02/06/12

Otto

Quando ho preso la maturità, credevo fosse la fine di un incubo. Guardavo all'università come al paradiso perduto, ero convinto che finalmente avrei trovato un ambiente intellettualmente vivo, compagni di studi con cui condividere interessi e idee, professori che mi avrebbero insegnato tanto e bene, che avrei imparato e conosciuto e fatto esperienze.

Mai, mai avrei pensato di potermi sbagliare così tanto. Col senno di poi mi sembra naturale. All'università ci sono quelli che vengono dal liceo e quelli che formano gli insegnanti del liceo; non potevo pensare che l'ambiente sarebbe stato molto diverso.

L'impatto dei miei sogni con la realtà è stato troppo forte. La delusione di essere bloccato ancora una volta in un ambiente asfittico, sterile, senza spunti di interesse si sommò al fatto che non esisteva più quella rete sociale nella quale bene o male ero coinvolto alle superiori. Mi sono ritrovato solo e questa volta per davvero. Solo senza nessuno.

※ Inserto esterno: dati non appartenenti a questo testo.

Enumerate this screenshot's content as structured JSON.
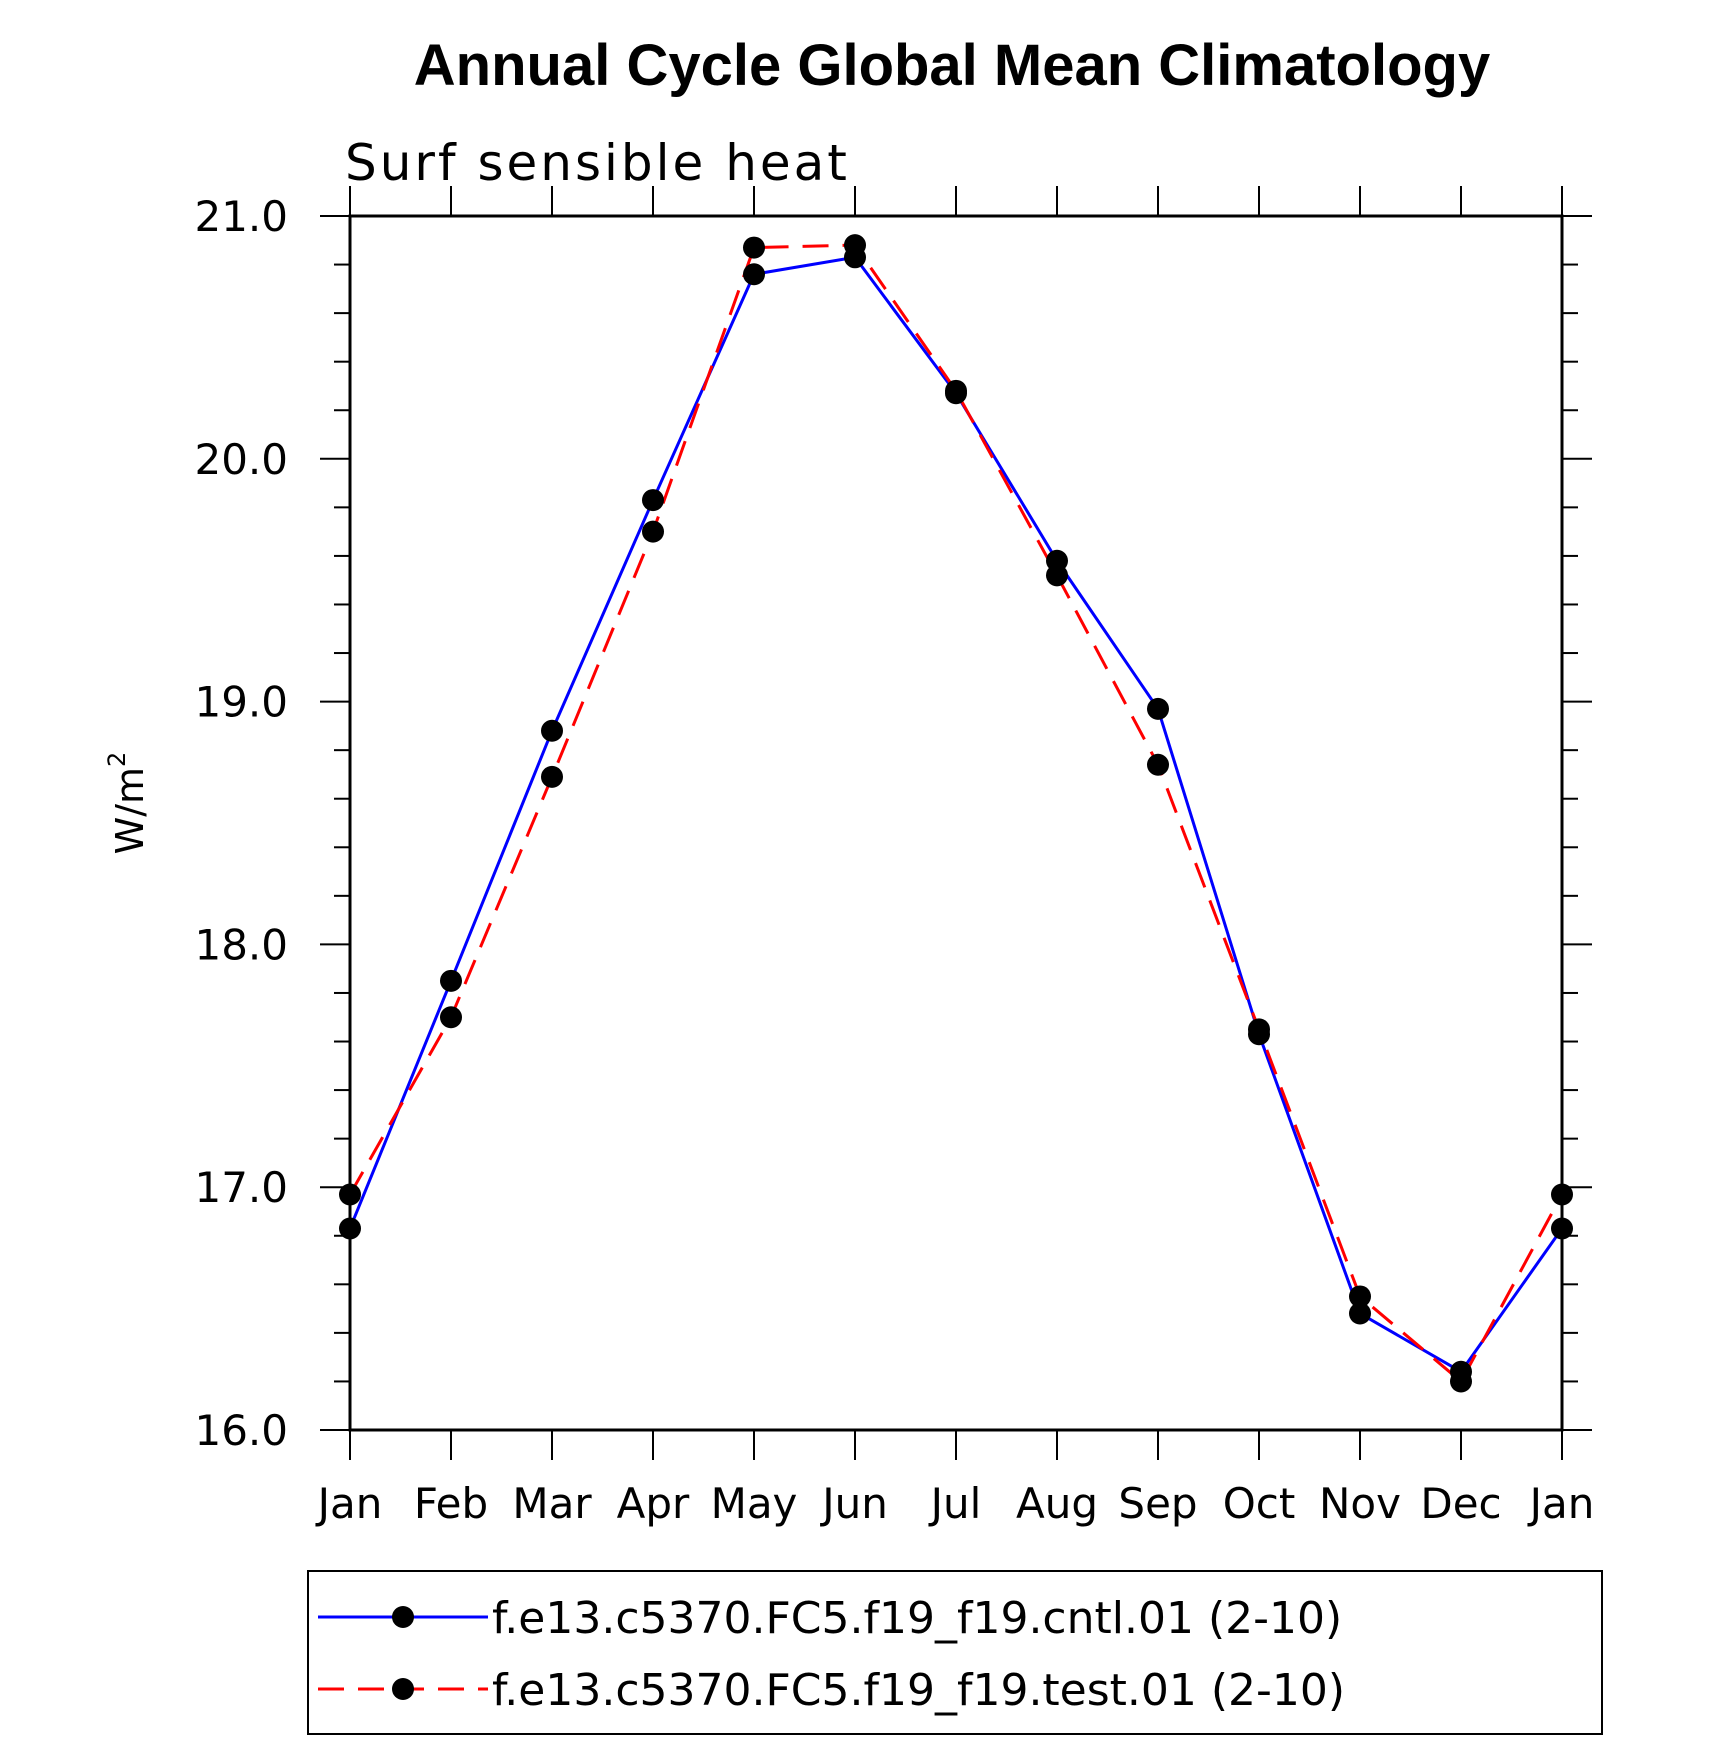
{
  "chart_data": {
    "type": "line",
    "title": "Annual Cycle Global Mean Climatology",
    "subtitle": "Surf sensible heat",
    "ylabel": "W/m",
    "ylabel_sup": "2",
    "categories": [
      "Jan",
      "Feb",
      "Mar",
      "Apr",
      "May",
      "Jun",
      "Jul",
      "Aug",
      "Sep",
      "Oct",
      "Nov",
      "Dec",
      "Jan"
    ],
    "ylim": [
      16.0,
      21.0
    ],
    "yticks": [
      "16.0",
      "17.0",
      "18.0",
      "19.0",
      "20.0",
      "21.0"
    ],
    "series": [
      {
        "name": "f.e13.c5370.FC5.f19_f19.cntl.01 (2-10)",
        "color": "#0000ff",
        "dash": "solid",
        "values": [
          16.83,
          17.85,
          18.88,
          19.83,
          20.76,
          20.83,
          20.27,
          19.58,
          18.97,
          17.63,
          16.48,
          16.24,
          16.83
        ]
      },
      {
        "name": "f.e13.c5370.FC5.f19_f19.test.01 (2-10)",
        "color": "#ff0000",
        "dash": "dashed",
        "values": [
          16.97,
          17.7,
          18.69,
          19.7,
          20.87,
          20.88,
          20.28,
          19.52,
          18.74,
          17.65,
          16.55,
          16.2,
          16.97
        ]
      }
    ]
  }
}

E a quel punto qualcosa si è rotto. Le crepe c'erano già da un po', ma il crollo è avvenuto allora. Con l'università è cominciato il periodo più buio della mia vita e sono scivolato nell'oscurità più densa. Non ricordo nemmeno molto di quel periodo, perché non credo di aver fatto niente a parte studiare, dare esami, mangiare e piangere (oh sì, ed evitare di farmi scoprire che mangiavo e piangevo, ma è sorprendente quanto sia facile nascondere queste due cose a chi ti sta intorno).

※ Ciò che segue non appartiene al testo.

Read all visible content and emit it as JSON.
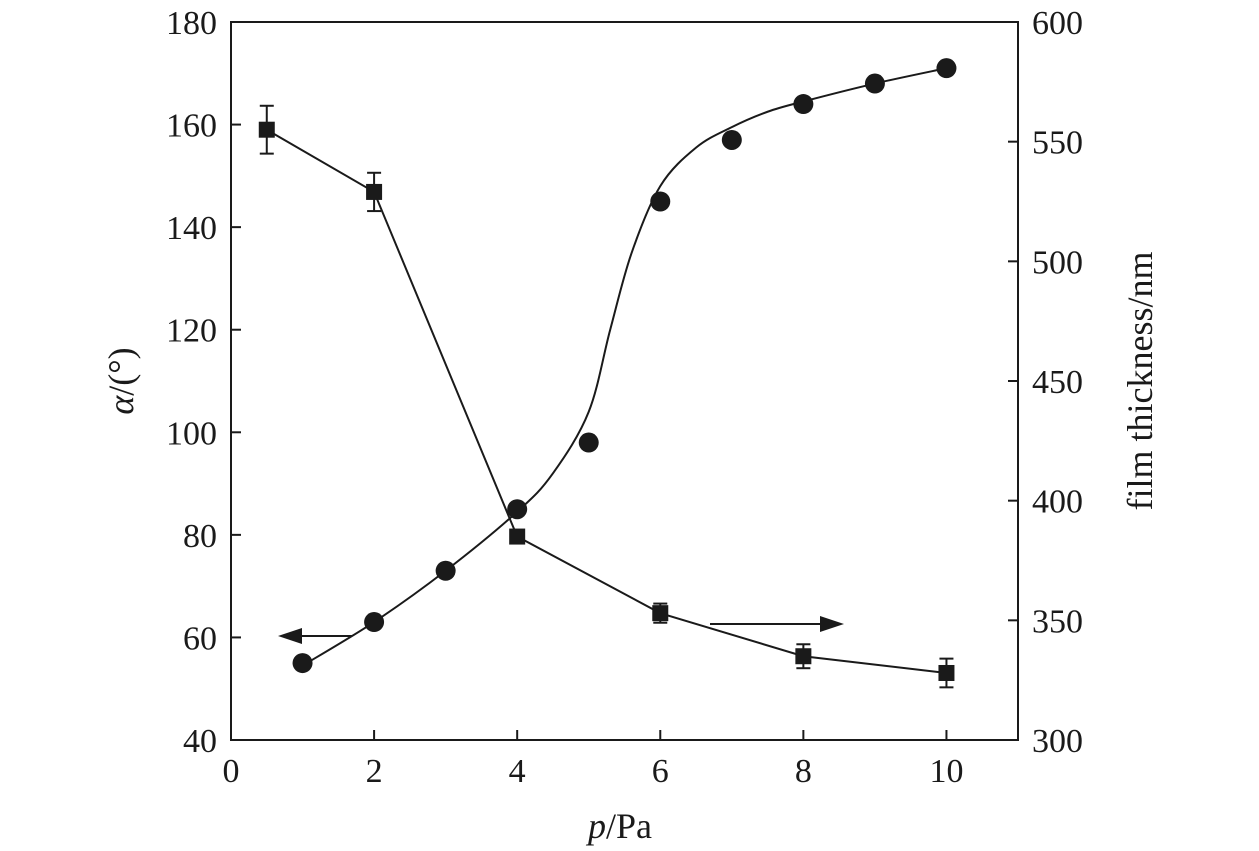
{
  "chart_data": {
    "type": "scatter",
    "xlabel_italic": "p",
    "xlabel_rest": "/Pa",
    "ylabel_left_italic": "α",
    "ylabel_left_rest": "/(°)",
    "ylabel_right": "film thickness/nm",
    "xlim": [
      0,
      11
    ],
    "ylim_left": [
      40,
      180
    ],
    "ylim_right": [
      300,
      600
    ],
    "x_ticks": [
      "0",
      "2",
      "4",
      "6",
      "8",
      "10"
    ],
    "y_left_ticks": [
      "40",
      "60",
      "80",
      "100",
      "120",
      "140",
      "160",
      "180"
    ],
    "y_right_ticks": [
      "300",
      "350",
      "400",
      "450",
      "500",
      "550",
      "600"
    ],
    "series": [
      {
        "axis": "left",
        "marker": "circle",
        "line": "smooth",
        "x": [
          1,
          2,
          3,
          4,
          5,
          6,
          7,
          8,
          9,
          10
        ],
        "y": [
          55,
          63,
          73,
          85,
          98,
          145,
          157,
          164,
          168,
          171
        ],
        "fit": {
          "x": [
            1,
            2,
            3,
            4,
            4.5,
            5,
            5.3,
            5.6,
            6,
            6.5,
            7,
            7.5,
            8,
            9,
            10
          ],
          "y": [
            54.5,
            63,
            73,
            84.5,
            92,
            104,
            120,
            135,
            148,
            155.5,
            159.5,
            162.5,
            164.5,
            168,
            171
          ]
        }
      },
      {
        "axis": "right",
        "marker": "square",
        "line": "straight",
        "x": [
          0.5,
          2,
          4,
          6,
          8,
          10
        ],
        "y": [
          555,
          529,
          385,
          353,
          335,
          328
        ],
        "err": [
          10,
          8,
          0,
          4,
          5,
          6
        ]
      }
    ],
    "annotations": [
      {
        "direction": "left",
        "points_to": "left-axis"
      },
      {
        "direction": "right",
        "points_to": "right-axis"
      }
    ],
    "grid": false,
    "legend": "none"
  }
}
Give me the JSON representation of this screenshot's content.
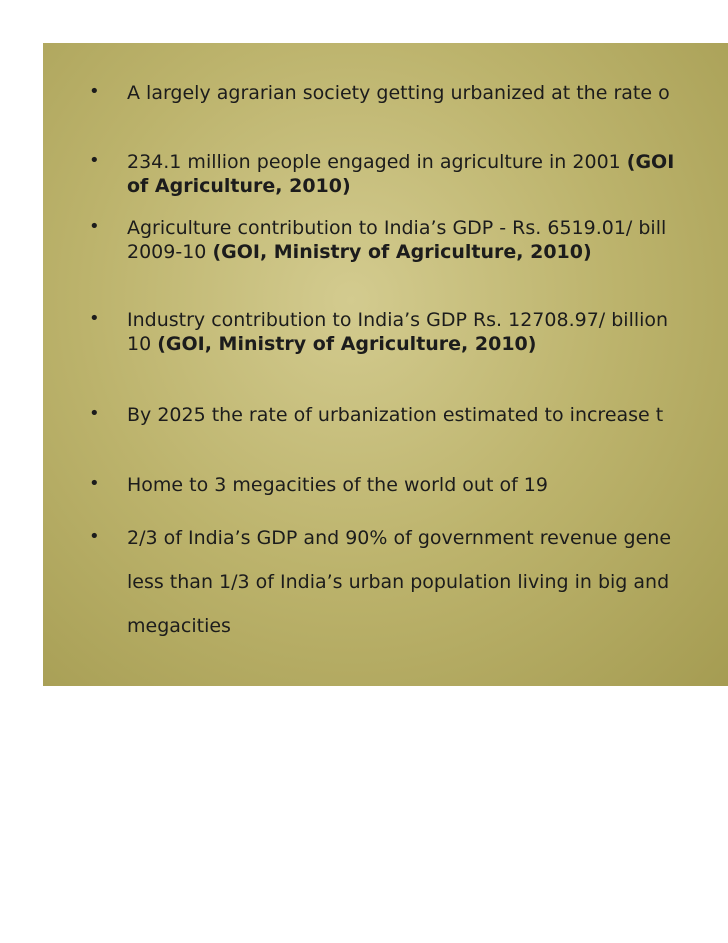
{
  "bullets": [
    {
      "lines": [
        {
          "text": "A largely agrarian society getting urbanized at the rate o",
          "cite": ""
        }
      ]
    },
    {
      "lines": [
        {
          "text": "234.1 million people engaged in agriculture in 2001 ",
          "cite": "(GOI"
        },
        {
          "text": "",
          "cite": "of Agriculture, 2010)"
        }
      ]
    },
    {
      "lines": [
        {
          "text": "Agriculture contribution to India’s GDP - Rs. 6519.01/ bill",
          "cite": ""
        },
        {
          "text": "2009-10 ",
          "cite": "(GOI, Ministry of Agriculture, 2010)"
        }
      ]
    },
    {
      "lines": [
        {
          "text": "Industry contribution to India’s GDP Rs. 12708.97/ billion",
          "cite": ""
        },
        {
          "text": "10 ",
          "cite": "(GOI, Ministry of Agriculture, 2010)"
        }
      ]
    },
    {
      "lines": [
        {
          "text": "By 2025 the rate of urbanization estimated to increase t",
          "cite": ""
        }
      ]
    },
    {
      "lines": [
        {
          "text": "Home to 3 megacities of the world out of 19",
          "cite": ""
        }
      ]
    },
    {
      "lines": [
        {
          "text": "2/3 of India’s GDP and 90% of government revenue  gene",
          "cite": ""
        },
        {
          "text": "less than 1/3 of India’s urban population living in big and",
          "cite": ""
        },
        {
          "text": "megacities",
          "cite": ""
        }
      ]
    }
  ]
}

Ora, qualcuno potrebbe pensare - anzi pensa all'indicativo, perché lo fanno tutti - che io fossi da solo perché evitavo la gente, e che stessi male perché mi autocommiseravo. No.

È questo che mi faceva impazzire: cercavo, avevo bisogno di qualcuno, ma riuscivo a tenere tutti lontani e non sapevo nemmeno come. E non piangevo perché mi autocommiseravo, ma perché sentivo un dolore così assurdo e intenso che non saprei nemmeno spiegarlo. Era come sentire ogni minuto della tua vita che scorre attraverso il corpo e ti fa male, tanto tanto tanto male. Ed in più non capivo perché, non me lo spiegavo. Non è come il dolore che un lutto provoca, o come quando ti lascia la ragazza: quelli sono dolori veri, hanno una causa e in qualche modo riesci a spiegarli e a sistemarli nell'ordine generale delle cose e a superarli. 

È quando senti questo dolore senza senso che cominci a non starci più molto con la testa. Lo vorresti mandare via, ma non sai neanche indicare dove sia. Non puoi dire "mi fa male la gamba" e non puoi neanche dire "sono così affranto perché è morta una persona cara". E se non lo sai dire e provi a spiegare a qualcuno che stai male, nessuno ti capisce. 

Sto male.
Cos'hai?
Non lo so.
Dove ti fa male?
Non lo so.
Cosa ti senti?
Male. Tanto male.
Ma qui?
No.
Qui?
No.
È successo qualcosa?
No.
E allora non hai niente.
Ma... ma... sto male... tanto...
Ma non hai niente.

E smetti di chiedere aiuto, perché pensi che magari col dolore ci puoi convivere, ma diventare matto no, non te lo puoi permettere. Non parlarne più, nasconditi, e se proprio senti che non ce la fai, vai in cucina. Poi vai in camera e masturbati. Poi dormi, che quando dormi non senti niente.

Dormire, dormire aiuta, quando dormi non senti, non è come una ferita aperta che non ti lascia dormire perché fa male anche quando dormi. Quando dormi non ci sei e non fa male, e se non fa male per qualche ora recuperi le forze per tirare avanti un giorno ancora, fino alla prossima notte. Dormi, un giorno ancora, un giorno in più ce la puoi fare, un'ora alla volta, sessanta lentissimi minuti che non passano mai.

Ho sentito dire che quando ti viene il mal di denti è così insopportabile che faresti qualsiasi cosa e cominci a pensare a strappartelo da solo quel dente, perché quello che conta è che passi il dolore, a qualunque costo.

Quando è la tua stessa esistenza che ti fa soffrire fino alle lacrime... sì, ci arrivi a quel punto. Non importa più niente, conta che il dolore passi, e di sicuro se ti togli la vita passa.

Quel dente non me lo sono mai strappato, ma ho aspettato tanto che un qualche evento me lo portasse via.